Julie (not her real name) is mother of 2, community volunteer and a passionate supporter of local food initiatives. She recently came to see me because she was running into roadblocks managing her fatigue. She had been working with her medical doctor and specialists, but no one could uncover the “cause” of why she was feeling so run down. Admittedly, she felt like she was caught in a cycle on fatigue, anxiety and a sense of overwhelm. She felt ashamed of her fatigue and embarrassed by her anxiety. “I am a strong, intelligent women, with few, thankfully, real stressors in my life, why am I feeling this way?”

Julie’s story is not unique. Fatigue and anxiety are common complaints in my practice. For many, medication has become a common solution for managing the challenges of everyday life. While a pharmacological intervention may be required for some, the majority of patients in my practice are looking for an alternative solution. They aren’t looking to block the feeling of anxiety; they are looking for tools to overcome it.

Over the last twenty-five years, researchers have looked endlessly at tools to reduce the anxiety of children facing impending surgery. They have used medication, enabled parents to be present when kids are anesthetized and woken up – they have even let clowns accompany kids into the operating room. Not surprisingly, none of the interventions were particularly useful. What has proven effective at reducing pre and postoperative anxiety, was allowing kids to play handheld video games. Not only was the study successful, it showed that video games were in fact more successful at managing anxiety than the best available medications. The reason for this phenomenon is due to an effect called cognitive absorption. By focusing, intensely on something other than the impending surgery, patients avoided becoming upset or panicked.

Anxiety, like pain or cravings, works on the spotlight theory of attention – the more we focus on the problem, the worse it gets. Anxious thoughts fuel or perpetuate the physiological process and usually push the anxiety response from a place of assistance (think exam preparation) to a state of worry. Fear is a response to something that is actually going wrong (an important adaptive mechanism) whereas anxiety is a response to something that could go wrong. Video games were useful because they distracted the brain sufficiently that it shifted the spotlight and quelled the perpetuation of worry. In essence, the brain had better things to do than focus on potential (not real) outcomes.

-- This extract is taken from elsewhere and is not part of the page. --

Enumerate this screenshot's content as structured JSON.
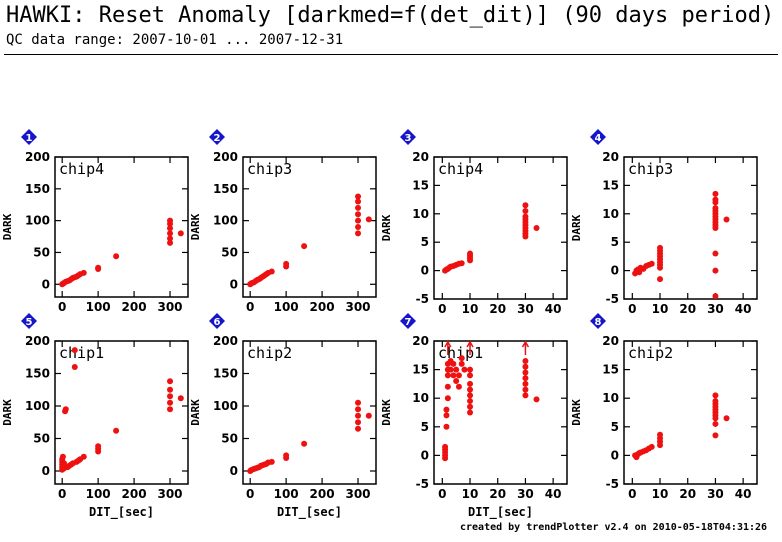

Research has shown that game play can help to interrupt the cycle of anxiety because it breaks the cycle of attention. Even if we feel anxious while playing the game, we become too preoccupied to imagine the worst. Jane McGonical, the pioneer game creator and author of Super Better, not only cites the use of games for anxiety, but reviews the science behind the use of visual games like Candy Crush Saga for the reduction of cravings (promoting weight loss) and the use of Tetris for it’s ability to decrease the incidence of PTSD following exposure to traumatic events.

What fascinates me as a clinician is the emergence of new, and dare I say, fun tools, to combat a traditionally difficult and solitary set of symptoms. While cognitive behavioral therapy and other forms of mental health interventions are important clinical considerations, so too is the potential role of games.

What drives my work as a naturopathic doctor is ultimately helping people to build strong bodies and brains. I fundamentally believe that when people are well, they can change the world. Whether it is as a fully present parent, a CEO, teacher, aunt, uncle or community leader, we all have something to contribute – to leave behind. None of this is possible however if we are missing our health, and not just the absence of disease, but the mental and physical stamina to really fulfill our missions.

Julie recently returned to my office eager to share her success. Already quite active, our intervention included some work with her diet and vitamin D status, but most significantly, we added video games to her daily routine (20 minutes daily). She focused on games that required the use of strategy and that developed resilience. All in all, her energy improved and her anxiety waned. She is feeling like her old self again… albeit, with a slight skew towards the time she devotes daily to simply having fun.